PS: You can assume that you will always defeat the Master X clones.  As a hero, you would always find a way and wouldn’t need any hints.

2.1    Input

attacks is a non-empty list of N attacks, where each attack is a list of 4 items [m,  s,  e,  c]:

● m is the multiverse which Master X is attacking.

– m is an integer in the range of 1 to N .

– Master X will only attack each multiverse once; because he do not like setbacks.

●  s and e are the starting and ending days of the attack.

–  s and e are integers in the range of 1 to D .

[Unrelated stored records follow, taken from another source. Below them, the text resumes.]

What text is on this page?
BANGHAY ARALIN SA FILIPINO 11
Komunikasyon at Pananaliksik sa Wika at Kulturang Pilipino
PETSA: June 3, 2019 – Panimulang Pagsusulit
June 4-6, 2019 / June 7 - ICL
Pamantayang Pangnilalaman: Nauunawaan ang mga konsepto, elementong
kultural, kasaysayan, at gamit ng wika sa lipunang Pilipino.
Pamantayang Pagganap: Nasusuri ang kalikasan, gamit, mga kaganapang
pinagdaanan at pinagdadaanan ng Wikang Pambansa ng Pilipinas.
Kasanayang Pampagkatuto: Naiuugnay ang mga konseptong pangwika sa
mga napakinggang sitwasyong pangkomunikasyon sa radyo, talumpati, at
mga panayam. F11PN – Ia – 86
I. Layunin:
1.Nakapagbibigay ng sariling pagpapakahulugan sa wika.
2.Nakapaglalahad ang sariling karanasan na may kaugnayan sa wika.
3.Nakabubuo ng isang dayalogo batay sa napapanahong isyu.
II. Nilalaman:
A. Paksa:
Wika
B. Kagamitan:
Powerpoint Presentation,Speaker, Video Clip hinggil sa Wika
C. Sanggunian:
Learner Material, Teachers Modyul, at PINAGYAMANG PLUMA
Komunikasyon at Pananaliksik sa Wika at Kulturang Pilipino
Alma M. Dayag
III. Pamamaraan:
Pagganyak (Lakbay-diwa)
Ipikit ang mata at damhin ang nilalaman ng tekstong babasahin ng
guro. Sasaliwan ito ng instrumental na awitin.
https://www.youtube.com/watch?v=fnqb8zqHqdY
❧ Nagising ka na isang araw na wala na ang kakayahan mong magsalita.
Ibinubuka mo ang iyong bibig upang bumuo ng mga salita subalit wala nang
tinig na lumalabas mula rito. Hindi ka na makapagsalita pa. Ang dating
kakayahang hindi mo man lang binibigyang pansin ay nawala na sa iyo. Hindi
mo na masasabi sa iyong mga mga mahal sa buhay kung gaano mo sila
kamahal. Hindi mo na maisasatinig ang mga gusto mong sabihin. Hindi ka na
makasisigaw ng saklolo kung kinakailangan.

– You can assume that s <= e.

– You would need to be throughout the entire attack duration from day s to day e inclusive in order to defeat the clones.

●  c is the number of Master X clones in the attack.

–  c is an integer in the range of 2 to C .

– Master X will always attack with at least 2 clones because he needs friends.

2.2    Output

Your algorithm returns a list of Master X attacks that you, Dr Weird, will attend to:

● Result in the most Master X clones defeated.

●  The returned list doesn’t need to be sorted.

● It is possible for the return list to not be unique.

2.3    Examples

Consider the following examples below.

The first example is based on the simple example given in the question description where a total of 6 clones were defeated.

For the second example below, we observe 2 possible solutions where either [[3, 5, 6, 2], [2, 1, 4, 4]] or [[1, 2, 7, 6]] would result in 6 clones being defeated.

In the last example below, it can be observed that upon defeating the clones in the attack [1, 2, 7, 6] you can only move on to attack [3, 8, 9, 5] because attack [2, 7, 9, 10] starts on day 7 itself when you are still occupied.

2.4    Complexity

hero(attacks) should run in O(NlogN) worst case time complexity and O(N) auxiliary space complexity, given that N is the number of attacks in attacks.